- DVD cover
- Directed by: K. Kannan
- Written by: K. Kannan
- Produced by: K. Kannan
- Starring: Ganesh Navya Nair
- Cinematography: K. V. Mani
- Edited by: V. T. Vijayan
- Music by: Bhavatharini
- Production company: Ezhuttu Pattarai
- Release date: 10 February 2006;
- Running time: 125 minutes
- Country: India
- Language: Tamil

= Amirtham =

Amirtham is a 2006 Indian Tamil-language drama film produced, written and directed by K. Kannan, making his directorial debut. The film stars newcomer Ganesh and Navya Nair, with Girish Karnad, Anuradha Krishnamoorthy, Rajeev, Rekha, Yugendran and Madhura, playing supporting roles. The music was composed by Bhavatharini with cinematography by K. V. Mani and editing by V. T. Vijayan. The film released on 10 February 2006.

== Plot ==

In a village called Mukkudal, the devout Brahmin Ramaswamy Iyengar is a poor temple priest living a peaceful life with his wife Rukkumani and soft-spoken daughter Amirtha. The villagers greatly respect Ramaswamy Iyengar for his goodness. In the same temple, Pasupathi Pillai is a Nadaswaram exponent and a rich person who has a good relationship with Ramaswamy Iyengar. He has a wife, a son studying in the city, and a daughter born to him and his wife's sister. Pasupathi Pillai's son Amirtham returns to the village after completing his engineering degree. Amirtham is an outspoken atheist and rationalist.
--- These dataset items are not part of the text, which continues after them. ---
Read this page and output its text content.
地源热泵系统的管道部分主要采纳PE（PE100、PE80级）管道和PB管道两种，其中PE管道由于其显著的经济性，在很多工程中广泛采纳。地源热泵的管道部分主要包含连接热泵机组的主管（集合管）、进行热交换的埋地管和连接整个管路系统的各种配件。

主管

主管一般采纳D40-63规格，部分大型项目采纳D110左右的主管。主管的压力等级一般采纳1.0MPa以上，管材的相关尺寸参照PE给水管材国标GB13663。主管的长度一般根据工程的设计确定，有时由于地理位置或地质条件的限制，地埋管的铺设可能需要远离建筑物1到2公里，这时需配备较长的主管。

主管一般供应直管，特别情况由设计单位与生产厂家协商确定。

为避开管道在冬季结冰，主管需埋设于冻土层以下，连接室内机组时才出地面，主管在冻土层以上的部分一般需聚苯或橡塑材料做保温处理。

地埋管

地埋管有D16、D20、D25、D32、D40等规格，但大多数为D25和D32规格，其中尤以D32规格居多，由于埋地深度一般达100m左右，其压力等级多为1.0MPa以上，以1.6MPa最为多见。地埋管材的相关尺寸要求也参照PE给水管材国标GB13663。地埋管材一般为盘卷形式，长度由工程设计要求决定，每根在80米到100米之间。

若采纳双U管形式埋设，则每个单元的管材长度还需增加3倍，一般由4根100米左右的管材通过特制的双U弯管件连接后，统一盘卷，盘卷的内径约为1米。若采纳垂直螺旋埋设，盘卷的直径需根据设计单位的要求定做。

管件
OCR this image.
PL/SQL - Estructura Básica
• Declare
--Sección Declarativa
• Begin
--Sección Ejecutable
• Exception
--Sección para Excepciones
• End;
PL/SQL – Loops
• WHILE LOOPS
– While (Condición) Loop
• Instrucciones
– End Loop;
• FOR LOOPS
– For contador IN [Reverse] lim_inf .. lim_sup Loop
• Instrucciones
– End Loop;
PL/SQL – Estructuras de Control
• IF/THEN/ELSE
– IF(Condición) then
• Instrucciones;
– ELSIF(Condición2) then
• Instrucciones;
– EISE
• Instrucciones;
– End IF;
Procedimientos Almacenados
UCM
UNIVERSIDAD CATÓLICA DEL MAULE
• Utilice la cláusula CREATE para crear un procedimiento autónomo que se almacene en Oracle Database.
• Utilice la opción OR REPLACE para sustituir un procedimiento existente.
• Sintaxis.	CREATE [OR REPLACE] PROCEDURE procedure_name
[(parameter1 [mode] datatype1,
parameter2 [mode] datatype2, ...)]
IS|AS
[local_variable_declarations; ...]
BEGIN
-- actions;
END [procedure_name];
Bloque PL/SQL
Thereafter, Amirtha falls in love with Amirtham, while Amirtham's half-sister Sorna is killed by her sadist husband Veerayan.

Rukkumani then learns of her daughter's love with the Nadaswaram exponent's son Amirtham, and she supports her daughter's love affair. Rukkumani even convinced Amirtham's mother to support their love. However, when Amritha declares his feelings to Amirtham, he rejects her proposals because he does not want to affect the friendship between his father and her father. Amirtham then leaves the village and returns in the city.

In the meantime, petroleum geologists find petroleum under the temple belt, and the government asks the villagers to leave the village for oil drilling and extracting the petroleum in the village. The villagers oppose the move by the government, and in the process, the police arrest Ramasamy Iyengar. Amirtham comes back to the village to protest against the demolition of the temple. In a fight between the villagers and the police, Amirtham is shot dead. Afterwards, the Supreme Court stops the demolition of the temple and forces the people to vacate the village. Pasupathi Pillai and his wife leave their place with a heavy heart but to their great surprise, Amirtha decides to go with them, thus becoming their daughter.

== Production ==
K. Kannan, made his debut as director of this venture. The film deal with the ever-existing divide between rationalism and theism. Malayalam actress Navya Nair was signed to play an Iyengar girl opposite Ganesh, a new face. Carnatic musician Anuradha Krishnamurthy would make her big screen debut. The film was shot in Haridwar, Melukote and Varanasi.

== Soundtrack ==
The music was composed by Bhavatharini.

| No. | Title | Singer(s) | Length |
|---|---|---|---|
| 1. | "Machango Mamango" | Ilaiyaraaja | 1:14 |
| 2. | "Enn Kadhale" | Hariharan, Mathangi Jagdish | 4:17 |
| 3. | "Mugalineme" | Sujatha Mohan | 4:04 |
| 4. | "Thee Thee" | Karthik, Chinmayi | 3:39 |

== Reception ==
A reviewer of The Hindu said, "Kannan brings in the commercial element through duets and dream songs. His profound, thought-provoking dialogue in 'Vedam Pudhidhu' and now in 'Amirtham' will remain unforgettable for long. As a dialogue writer Kannan shines. But his story is bogged down by too many issues". Malini Mannath of Chennai Online wrote, "To make a film with a rural backdrop and a traditional, cultural ambience and to depict the tussle between modernity and tradition, atheism and belief, seems to be the director's intention. And while he's got the ambience right, unfortunately, he's not been able to translate all his ideas, the way he wanted to, successfully on to the screen". A critic from Sify wrote, "On the whole Kannan deserves a pat on his back for making a film which is totally devoid of any masalas. Amirtham is a brave attempt at good cinema".